Nathan Sayre, AM’95, PhD’99, a conservationist and geographer at the University of California, Berkeley, says throwing all ranchers off public lands wouldn’t solve the problem. “The question becomes, what happens to the private land?” Richer in water and fertile soil, private ground is often more critical for wildlife, and without public lands some ranchers would graze their own property ceaselessly. Others—perhaps most—would go out of business, carve up their land, and sell it. “Cows or condos” is the slogan, a choice Marvel regards as false. But Sayre says “parcelization” is a risk, even in remote areas. “And then you lose those large, open parcels of land, on the order of tens of thousands of acres, which is the scale at which many ecological processes happen and can be managed—certainly better than if you try managing ecology on a 40-acre scale.”

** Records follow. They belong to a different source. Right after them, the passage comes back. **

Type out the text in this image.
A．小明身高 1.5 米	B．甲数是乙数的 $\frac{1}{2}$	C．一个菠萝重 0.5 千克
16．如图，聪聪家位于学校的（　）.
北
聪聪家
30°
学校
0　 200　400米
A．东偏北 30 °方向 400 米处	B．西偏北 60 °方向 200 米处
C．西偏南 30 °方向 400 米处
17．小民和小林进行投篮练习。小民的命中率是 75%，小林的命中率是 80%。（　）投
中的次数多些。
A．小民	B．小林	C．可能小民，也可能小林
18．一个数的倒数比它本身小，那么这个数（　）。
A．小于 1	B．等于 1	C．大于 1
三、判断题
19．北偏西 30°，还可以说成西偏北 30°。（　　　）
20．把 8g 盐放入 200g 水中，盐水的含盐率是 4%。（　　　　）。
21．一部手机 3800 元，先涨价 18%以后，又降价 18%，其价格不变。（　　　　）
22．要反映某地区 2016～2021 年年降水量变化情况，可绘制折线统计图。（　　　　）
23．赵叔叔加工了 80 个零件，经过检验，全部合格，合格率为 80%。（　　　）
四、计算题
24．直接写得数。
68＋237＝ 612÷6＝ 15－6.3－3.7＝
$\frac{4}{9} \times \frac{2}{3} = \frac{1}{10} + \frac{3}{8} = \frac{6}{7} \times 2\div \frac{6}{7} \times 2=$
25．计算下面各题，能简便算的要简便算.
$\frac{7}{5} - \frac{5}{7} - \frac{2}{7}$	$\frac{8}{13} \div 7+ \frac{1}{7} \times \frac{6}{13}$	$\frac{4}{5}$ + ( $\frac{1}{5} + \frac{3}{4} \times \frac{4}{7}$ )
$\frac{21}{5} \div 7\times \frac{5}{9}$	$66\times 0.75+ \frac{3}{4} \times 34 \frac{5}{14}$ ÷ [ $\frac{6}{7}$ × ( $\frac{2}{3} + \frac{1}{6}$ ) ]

Underpinning Western Watersheds’ work, Sayre says, is "the ‘central myth’” that “all you have to do is get rid of the cows, and everything will improve.” That’s not always true, he argues, particularly in arid climates. “There are places in the Southwest where 50 or 75 years of rest from livestock have resulted in either no change in vegetation or changes to something very different from what it was before grazing.”

 

In September 1993, Marvel went hiking with two conservationist friends along Lake Creek, a Salmon River tributary, and saw the banks of the stream eroded and crumbling, the grass eaten to the ground, the streambed guttering downward. When he realized the grazing lease for that parcel was expiring, he formed Idaho Watersheds and applied for it. Nobody had ever tried that before, and, because he was not a rancher, the state land board rejected his application. He filed suit. When he won the case—and the lease—the land board changed the rules. He sued again. Again the rules changed, including an amendment to the Idaho constitution abolishing the auction requirement altogether. And on and on until 1999, when three simultaneous rulings from the Idaho Supreme Court affirmed Marvel’s right to compete for grazing leases. Since then he’s bid for many others, and Lake Creek, fallow for 15 years, has come back lush and green.

“Change is possible,” he says. “It’s easy to say this is already ruined, why bother. But in fact western North America is the only place in the world where humans have a chance to restore natural functions and all the species that were present. How can we not try?”